Dan Kennedy says that your sales force should not get involved in telephone calls or meetings unless the prospect is already 80-100% committed to buying from their company. I think Dan is over-stretching the point, but it’s a well-made point. If your company needs salespeople to close the deals, then your marketing systems should drive a continuous stream of well-qualified leads.

Let’s assume that all the other techniques on this site are doing just that! What can we do to ensure the sales force does the best possible job in closing these leads?

  • Salespeople in the same company often perform very differently. The products and service are the same. The marketplace is the same. There may be geographical or territorial differences. But that cannot explain the often wide variation in results. So what is it, then? Put simply, most salespeople don’t know how to perform like the top performer. Why? Because no-one’s ever told them how the top performer does it!
  • Capture the secrets of your top performers. Tell everyone else how they do it. Persuade them all to do it the same way. Watch their performances improve overnight.
  • Your top performers may not even know how they do it. Go on sales calls with them. Observe how they do it for yourself. Listen to your sales force on the telephone. How do they create a rapport with the prospect? What do they say? How do they sound? How do they respond to questions? How do they handle objections? How do they close the sale? When do they close the sale?
  • You can’t sell to someone if you don’t have rapport with them. One of the best ways to establish rapport is to speak the same way they do. Speak at the same volume and speed and if you want to have some real fun, breathe at the same rate they’re breathing. Sounds weird? That’s why most people don’t do it and just get average results.
  • Ask questions. It’s the best way to establish your customers’ wants and needs – and meeting wants and needs is the key to good selling. Don’t start telling people about what’s great about your product or service until you’ve asked questions to find out what’s important to them about what you’re selling.
  • Learn to love objections. If someone says that what you’re offering is too expensive or they can’t afford it, you’ve virtually sold it to them. Why? Because they’re telling you they want it. But there's an objection – money. You just need to re-establish the value of what you’re offering. Get together with your colleagues and come up with the most frequent objections that you all hear. Prepare great answers to them. This can increase sales by 20-40%.

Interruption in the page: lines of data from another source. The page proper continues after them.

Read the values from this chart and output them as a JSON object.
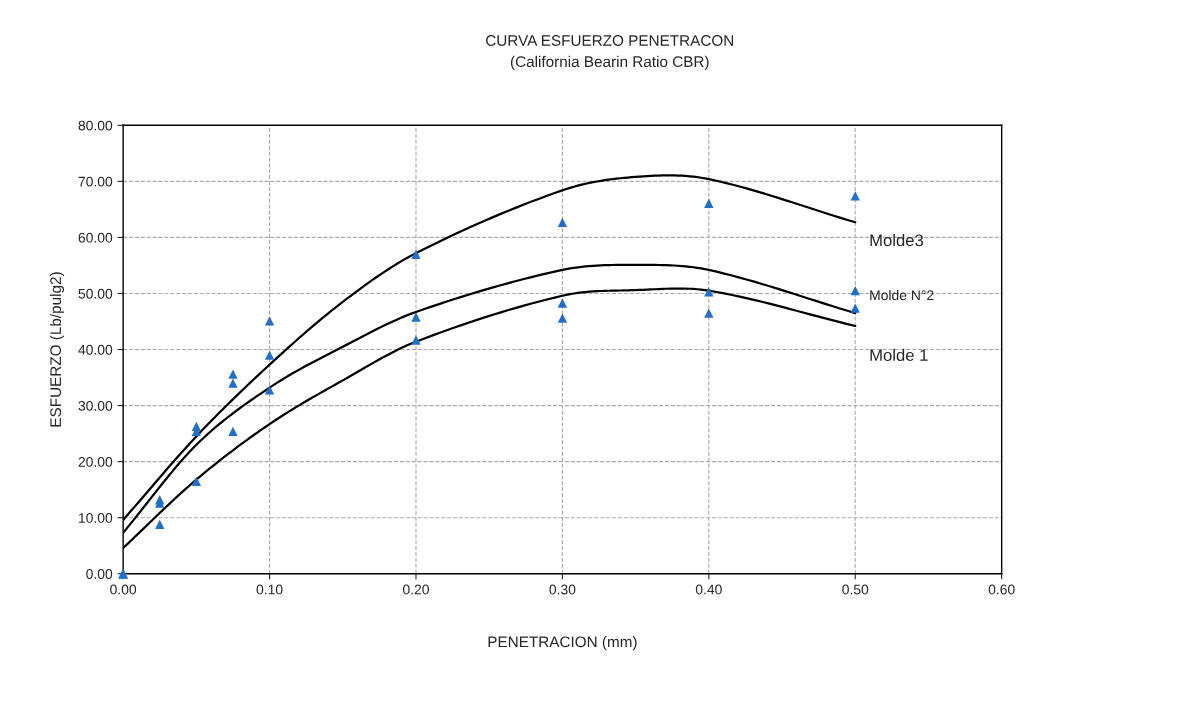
{
  "chart_data": {
    "type": "scatter",
    "title": "CURVA ESFUERZO PENETRACON",
    "subtitle": "(California Bearin Ratio CBR)",
    "xlabel": "PENETRACION (mm)",
    "ylabel": "ESFUERZO (Lb/pulg2)",
    "xlim": [
      0,
      0.6
    ],
    "xticks": [
      {
        "value": 0,
        "label": "0.00"
      },
      {
        "value": 0.1,
        "label": "0.10"
      },
      {
        "value": 0.2,
        "label": "0.20"
      },
      {
        "value": 0.3,
        "label": "0.30"
      },
      {
        "value": 0.4,
        "label": "0.40"
      },
      {
        "value": 0.5,
        "label": "0.50"
      },
      {
        "value": 0.6,
        "label": "0.60"
      }
    ],
    "ylim": [
      0,
      80
    ],
    "yticks": [
      {
        "value": 0,
        "label": "0.00"
      },
      {
        "value": 10,
        "label": "10.00"
      },
      {
        "value": 20,
        "label": "20.00"
      },
      {
        "value": 30,
        "label": "30.00"
      },
      {
        "value": 40,
        "label": "40.00"
      },
      {
        "value": 50,
        "label": "50.00"
      },
      {
        "value": 60,
        "label": "60.00"
      },
      {
        "value": 70,
        "label": "70.00"
      },
      {
        "value": 80,
        "label": "80.00"
      }
    ],
    "grid": true,
    "series": [
      {
        "marker": "triangle",
        "color": "#1f6fd1",
        "x": [
          0,
          0,
          0,
          0.025,
          0.025,
          0.025,
          0.05,
          0.05,
          0.05,
          0.075,
          0.075,
          0.075,
          0.1,
          0.1,
          0.1,
          0.2,
          0.2,
          0.2,
          0.3,
          0.3,
          0.3,
          0.4,
          0.4,
          0.4,
          0.5,
          0.5,
          0.5
        ],
        "values": [
          0,
          0,
          0,
          13.2,
          12.6,
          8.8,
          26.3,
          25.4,
          16.5,
          35.6,
          34.0,
          25.4,
          45.1,
          39.0,
          32.8,
          57.0,
          45.8,
          41.7,
          62.7,
          48.3,
          45.6,
          66.1,
          50.3,
          46.5,
          67.4,
          50.5,
          47.4
        ]
      },
      {
        "type": "line",
        "name": "Molde3",
        "color": "#000000",
        "x": [
          0,
          0.05,
          0.1,
          0.15,
          0.2,
          0.3,
          0.35,
          0.4,
          0.5
        ],
        "values": [
          9.6,
          24.5,
          37.3,
          48.5,
          57.2,
          68.4,
          70.8,
          70.4,
          62.7
        ]
      },
      {
        "type": "line",
        "name": "Molde N°2",
        "color": "#000000",
        "x": [
          0,
          0.05,
          0.1,
          0.15,
          0.2,
          0.3,
          0.35,
          0.4,
          0.5
        ],
        "values": [
          7.3,
          23.0,
          33.2,
          40.5,
          46.7,
          54.2,
          55.1,
          54.2,
          46.5
        ]
      },
      {
        "type": "line",
        "name": "Molde 1",
        "color": "#000000",
        "x": [
          0,
          0.05,
          0.1,
          0.15,
          0.2,
          0.3,
          0.35,
          0.4,
          0.5
        ],
        "values": [
          4.6,
          16.8,
          26.7,
          34.5,
          41.4,
          49.6,
          50.6,
          50.5,
          44.2
        ]
      }
    ]
  }
}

A Low-cost Action Plan for Your Sales Force

1. Identify the one or two top performers in your sales force.

2. Spend an hour with each, going over exactly what they say and how they say it with their prospects. Opening statements, gathering information, identifying ‘hot buttons’ and benefits, trial closing, objection handling, closing. Whatever they do and however they do it.

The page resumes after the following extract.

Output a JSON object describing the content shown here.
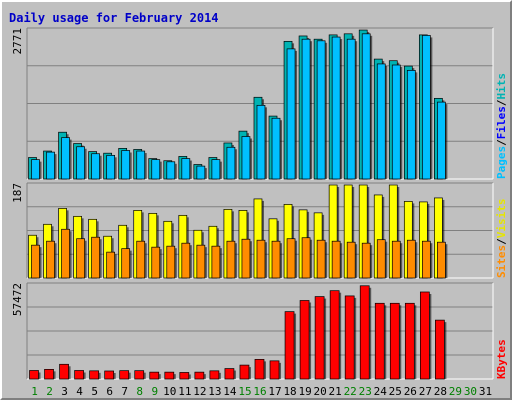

3. If they can’t give you the whole process because “it just happens”, then arrange to go on a couple of sales calls with each. Observe how they do it, how the prospects respond, how they handle each situation.

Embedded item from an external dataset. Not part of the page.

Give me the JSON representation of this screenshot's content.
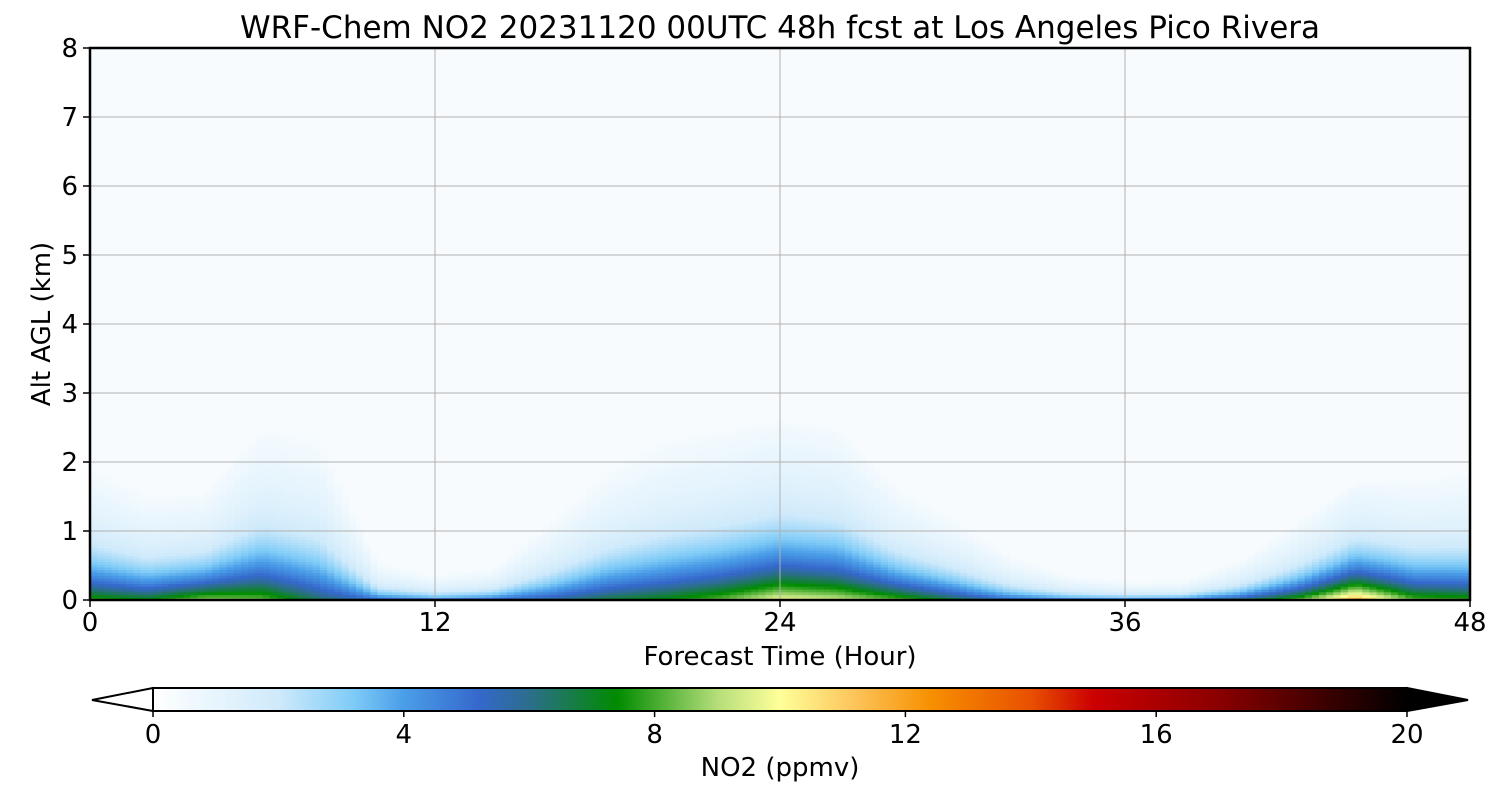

4. Create a ‘script book’ of the key phrases they use.

5. Arrange a session with your whole sales force to run through the script book. Explain this is not so they can do it ‘parrot fashion’. Say that you’ve uncovered some key phrases which have worked well recently. You want to share this with everyone. It will help everyone to succeed. Put it all across as a positive thing, not a criticism of past performance.

6. Make sure your sales force leaves the session committed to putting it into practice. Make it easy for them by giving them a laminated card version of the script book to keep and use.